Por un consumo responsable

En este tiempo, en el que las compras crecen de forma tan acusada, hay que recordar que nuestra sociedad, desde finales de los años 60 del siglo pasado, viene caracterizada por el consumo, al que considera impulsor del crecimiento y motor de la economía. Genera actividad y trabajo, sin duda, mas, olvida un principio fundamental: en un planeta de recursos finitos, el crecimiento debe tener límites, de lo contrario tendremos “pan para hoy y hambre para mañana”, pues los recursos se agotan y debe haber suficiente no solo para las generaciones actuales (en cualquier parte del mundo), sino también para las venideras.
Los puestos de trabajo han variado a lo largo de la historia: hoy no existen herreros, aguadores, serenos… Sabiendo que lo ambiental genera más empleo (el ferrocarril frente a la carretera, las energías renovables frente a las convencionales…), se trata de organizar una transición justa, que no deje a nadie atrás y se proyecte hacia un modelo sostenible basado en una economía del bien común.
El que la sociedad del escaparate haya deslumbrado a la mayor parte de la población, puede explicarse por la desorientación y falta de sentido de la vida de muchas personas. No en vano, la publicidad apela a las emociones prometiendo bienestar, compañía y felicidad, satisfacción momentánea que para mantenerse (como ocurre con otras adiciones) tendrá que repetirse. Así adquirimos más y más productos, no siempre necesarios, cuyo mejor ejemplo es la moda textil que cambia las tendencias en periodos cada vez más cortos.
De esta manera, creemos que elegimos con libertad cuando en realidad somos manipulados bajo los criterios de las marcas y una publicidad interesada y permanente.
Las empresas introdujeron la obsolescencia programada para acelerar sus ciclos de venta. Ante tal fraude, algunos países como Francia la han prohibido y se vigila estrechamente en muchos otros. Peor resulta la obsolescencia percibida, por la que se desecha un bien en perfecto funcionamiento solo porque lo encontramos desfasado en relación con unos cánones comerciales arbitrarios y nos preocupa la mirada crítica de nuestros círculos más cercanos, lo que se da especialmente entre los grupos de jóvenes.
Todo producto adquirido no solo contiene unas materias primas determinadas, sino también agua y energía. En cuanto a la primera, recuérdense, por ejemplo, los 2.000 litros para fabricar una camiseta de algodón o los 7.000 para la elaboración de unos pantalones vaqueros; y en cuanto a la segunda, probablemente en su fabricación y eliminación se emitirán gases de efecto invernadero, como muestran sus ciclos de vida.
Por todo ello es importante aplicar la regla de las “6 R” en el orden en que han sido formuladas: reflexionar antes de comprar; rechazar lo que no se necesita; reducir, optando por formas de vida más sencillas; reparar antes de desechar; reutilizar, dando una segunda vida a los productos y, solo al final, reciclar.

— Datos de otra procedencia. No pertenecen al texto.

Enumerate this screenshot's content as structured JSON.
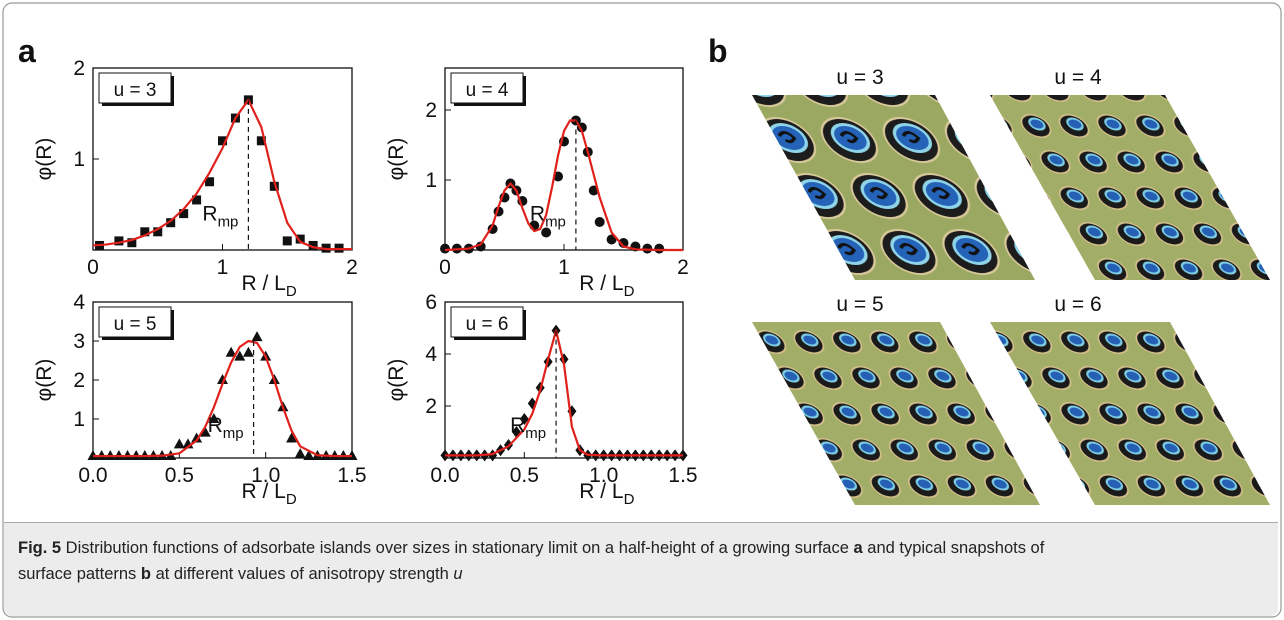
{
  "panel_a_label": "a",
  "panel_b_label": "b",
  "chart_data": [
    {
      "type": "scatter",
      "label": "u = 3",
      "y_label": "φ(R)",
      "x_label": {
        "text": "R / L",
        "sub": "D"
      },
      "annotation": {
        "text": "R",
        "sub": "mp"
      },
      "dashed_x": 1.2,
      "xlim": [
        0,
        2
      ],
      "xticks": [
        0,
        1,
        2
      ],
      "ylim": [
        0,
        2
      ],
      "yticks": [
        1,
        2
      ],
      "series": [
        {
          "marker": "square",
          "color": "#111111",
          "x": [
            0.05,
            0.2,
            0.3,
            0.4,
            0.5,
            0.6,
            0.7,
            0.8,
            0.9,
            1.0,
            1.1,
            1.2,
            1.3,
            1.4,
            1.5,
            1.6,
            1.7,
            1.8,
            1.9
          ],
          "values": [
            0.05,
            0.1,
            0.08,
            0.2,
            0.2,
            0.3,
            0.4,
            0.55,
            0.75,
            1.2,
            1.45,
            1.65,
            1.2,
            0.7,
            0.1,
            0.12,
            0.05,
            0.02,
            0.02
          ]
        },
        {
          "marker": "line",
          "color": "#e0201b",
          "x": [
            0,
            0.1,
            0.2,
            0.3,
            0.4,
            0.5,
            0.6,
            0.7,
            0.8,
            0.9,
            1.0,
            1.1,
            1.2,
            1.3,
            1.4,
            1.5,
            1.6,
            1.7,
            1.8,
            1.9,
            2.0
          ],
          "values": [
            0.05,
            0.06,
            0.08,
            0.11,
            0.16,
            0.23,
            0.32,
            0.45,
            0.62,
            0.85,
            1.12,
            1.45,
            1.65,
            1.35,
            0.75,
            0.3,
            0.09,
            0.03,
            0.01,
            0.01,
            0.01
          ]
        }
      ]
    },
    {
      "type": "scatter",
      "label": "u = 4",
      "y_label": "φ(R)",
      "x_label": {
        "text": "R / L",
        "sub": "D"
      },
      "annotation": {
        "text": "R",
        "sub": "mp"
      },
      "dashed_x": 1.1,
      "xlim": [
        0,
        2
      ],
      "xticks": [
        0,
        1,
        2
      ],
      "ylim": [
        0,
        2.6
      ],
      "yticks": [
        1,
        2
      ],
      "series": [
        {
          "marker": "circle",
          "color": "#111111",
          "x": [
            0.0,
            0.1,
            0.2,
            0.3,
            0.4,
            0.45,
            0.5,
            0.55,
            0.6,
            0.65,
            0.75,
            0.85,
            0.95,
            1.0,
            1.1,
            1.15,
            1.2,
            1.25,
            1.3,
            1.4,
            1.5,
            1.6,
            1.7,
            1.8
          ],
          "values": [
            0.02,
            0.02,
            0.02,
            0.05,
            0.3,
            0.55,
            0.75,
            0.95,
            0.85,
            0.7,
            0.35,
            0.25,
            1.05,
            1.55,
            1.85,
            1.75,
            1.4,
            0.85,
            0.4,
            0.15,
            0.1,
            0.05,
            0.02,
            0.02
          ]
        },
        {
          "marker": "line",
          "color": "#e0201b",
          "x": [
            0,
            0.1,
            0.2,
            0.3,
            0.4,
            0.45,
            0.5,
            0.55,
            0.6,
            0.65,
            0.7,
            0.75,
            0.8,
            0.85,
            0.9,
            0.95,
            1.0,
            1.05,
            1.1,
            1.15,
            1.2,
            1.3,
            1.4,
            1.5,
            1.6,
            1.8,
            2.0
          ],
          "values": [
            0,
            0.01,
            0.02,
            0.08,
            0.35,
            0.62,
            0.85,
            0.95,
            0.85,
            0.6,
            0.38,
            0.27,
            0.3,
            0.5,
            0.9,
            1.35,
            1.7,
            1.85,
            1.85,
            1.7,
            1.4,
            0.75,
            0.25,
            0.05,
            0.01,
            0,
            0
          ]
        }
      ]
    },
    {
      "type": "scatter",
      "label": "u = 5",
      "y_label": "φ(R)",
      "x_label": {
        "text": "R / L",
        "sub": "D"
      },
      "annotation": {
        "text": "R",
        "sub": "mp"
      },
      "dashed_x": 0.93,
      "xlim": [
        0,
        1.5
      ],
      "xticks": [
        {
          "value": 0,
          "label": "0.0"
        },
        {
          "value": 0.5,
          "label": "0.5"
        },
        {
          "value": 1,
          "label": "1.0"
        },
        {
          "value": 1.5,
          "label": "1.5"
        }
      ],
      "ylim": [
        0,
        4
      ],
      "yticks": [
        1,
        2,
        3,
        4
      ],
      "series": [
        {
          "marker": "triangle",
          "color": "#111111",
          "x": [
            0.0,
            0.05,
            0.1,
            0.15,
            0.2,
            0.25,
            0.3,
            0.35,
            0.4,
            0.45,
            0.5,
            0.55,
            0.6,
            0.65,
            0.7,
            0.75,
            0.8,
            0.85,
            0.9,
            0.95,
            1.0,
            1.05,
            1.1,
            1.15,
            1.2,
            1.25,
            1.3,
            1.35,
            1.4,
            1.45,
            1.5
          ],
          "values": [
            0.05,
            0.05,
            0.05,
            0.05,
            0.05,
            0.05,
            0.05,
            0.05,
            0.05,
            0.05,
            0.35,
            0.35,
            0.5,
            0.65,
            1.0,
            2.0,
            2.7,
            2.6,
            2.7,
            3.1,
            2.6,
            2.0,
            1.3,
            0.5,
            0.1,
            0.05,
            0.05,
            0.05,
            0.05,
            0.05,
            0.05
          ]
        },
        {
          "marker": "line",
          "color": "#e0201b",
          "x": [
            0,
            0.1,
            0.2,
            0.3,
            0.4,
            0.5,
            0.6,
            0.65,
            0.7,
            0.75,
            0.8,
            0.85,
            0.9,
            0.95,
            1.0,
            1.05,
            1.1,
            1.15,
            1.2,
            1.3,
            1.4,
            1.5
          ],
          "values": [
            0.05,
            0.05,
            0.05,
            0.05,
            0.06,
            0.12,
            0.45,
            0.8,
            1.3,
            1.9,
            2.45,
            2.85,
            3.0,
            2.95,
            2.6,
            2.0,
            1.3,
            0.7,
            0.3,
            0.07,
            0.05,
            0.05
          ]
        }
      ]
    },
    {
      "type": "scatter",
      "label": "u = 6",
      "y_label": "φ(R)",
      "x_label": {
        "text": "R / L",
        "sub": "D"
      },
      "annotation": {
        "text": "R",
        "sub": "mp"
      },
      "dashed_x": 0.7,
      "xlim": [
        0,
        1.5
      ],
      "xticks": [
        {
          "value": 0,
          "label": "0.0"
        },
        {
          "value": 0.5,
          "label": "0.5"
        },
        {
          "value": 1,
          "label": "1.0"
        },
        {
          "value": 1.5,
          "label": "1.5"
        }
      ],
      "ylim": [
        0,
        6
      ],
      "yticks": [
        2,
        4,
        6
      ],
      "series": [
        {
          "marker": "diamond",
          "color": "#111111",
          "x": [
            0.0,
            0.05,
            0.1,
            0.15,
            0.2,
            0.25,
            0.3,
            0.35,
            0.4,
            0.45,
            0.5,
            0.55,
            0.6,
            0.65,
            0.7,
            0.75,
            0.8,
            0.85,
            0.9,
            0.95,
            1.0,
            1.05,
            1.1,
            1.15,
            1.2,
            1.25,
            1.3,
            1.35,
            1.4,
            1.45,
            1.5
          ],
          "values": [
            0.1,
            0.1,
            0.1,
            0.1,
            0.1,
            0.1,
            0.1,
            0.3,
            0.5,
            1.0,
            1.5,
            2.1,
            2.7,
            3.7,
            4.9,
            3.8,
            1.8,
            0.3,
            0.1,
            0.1,
            0.1,
            0.1,
            0.1,
            0.1,
            0.1,
            0.1,
            0.1,
            0.1,
            0.1,
            0.1,
            0.1
          ]
        },
        {
          "marker": "line",
          "color": "#e0201b",
          "x": [
            0,
            0.1,
            0.2,
            0.3,
            0.4,
            0.5,
            0.55,
            0.6,
            0.65,
            0.7,
            0.75,
            0.8,
            0.85,
            0.9,
            1.0,
            1.1,
            1.2,
            1.3,
            1.4,
            1.5
          ],
          "values": [
            0.1,
            0.1,
            0.1,
            0.15,
            0.45,
            1.1,
            1.7,
            2.6,
            3.8,
            4.9,
            3.6,
            1.2,
            0.3,
            0.12,
            0.1,
            0.1,
            0.1,
            0.1,
            0.1,
            0.1
          ]
        }
      ]
    }
  ],
  "snapshots": [
    {
      "label": "u = 3"
    },
    {
      "label": "u = 4"
    },
    {
      "label": "u = 5"
    },
    {
      "label": "u = 6"
    }
  ],
  "caption": {
    "lines": [
      [
        {
          "text": "Fig. 5",
          "style": "bold"
        },
        {
          "text": " Distribution functions of adsorbate islands over sizes in stationary limit on a half-height of a growing surface ",
          "style": "plain"
        },
        {
          "text": "a",
          "style": "bold"
        },
        {
          "text": " and typical snapshots of",
          "style": "plain"
        }
      ],
      [
        {
          "text": "surface patterns ",
          "style": "plain"
        },
        {
          "text": "b",
          "style": "bold"
        },
        {
          "text": " at different values of anisotropy strength ",
          "style": "plain"
        },
        {
          "text": "u",
          "style": "italic"
        }
      ]
    ]
  }
}
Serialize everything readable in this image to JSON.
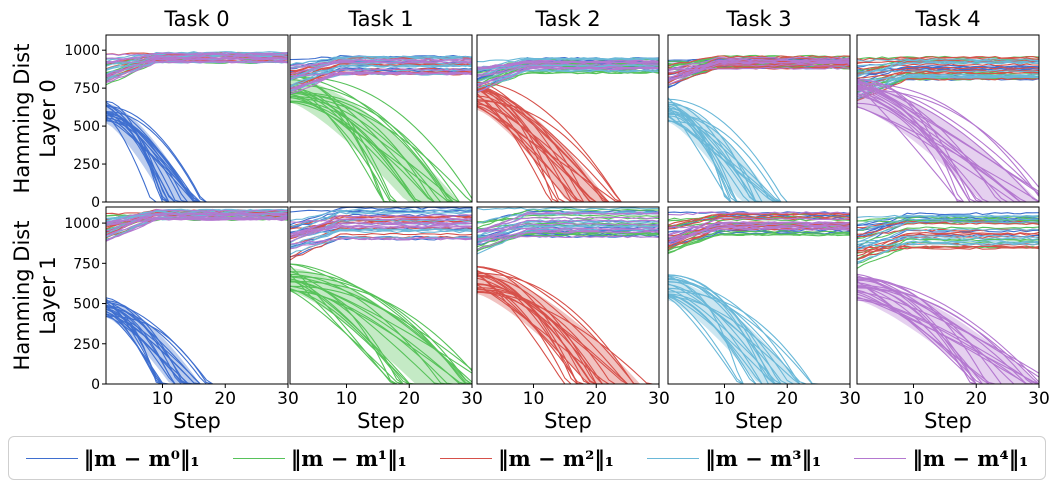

Los bienes deben considerarse medios para facilitar nuestras vidas y no fines a los que acudir compulsivamente. En este caso, se convertirán en sucedáneos de carencias más profundas que deberán ser revisadas, pues el acento no estará puesto sobre el ser, lo esencial, los valores profundos, sino que la persona se dejará arrastrar por los reclamos comerciales del tener, la apariencia y el convencionalismo social.
Y si la compra es necesaria, no olvidar que existen mejores alternativas en el comercio justo, la banca ética, las tiendas de proximidad y de segunda mano, las cooperativas de consumo, los productos ecológicos…, pero siempre bajo criterios reflexivos: ¿realmente lo necesito? Es el punto de partida para un consumo responsable.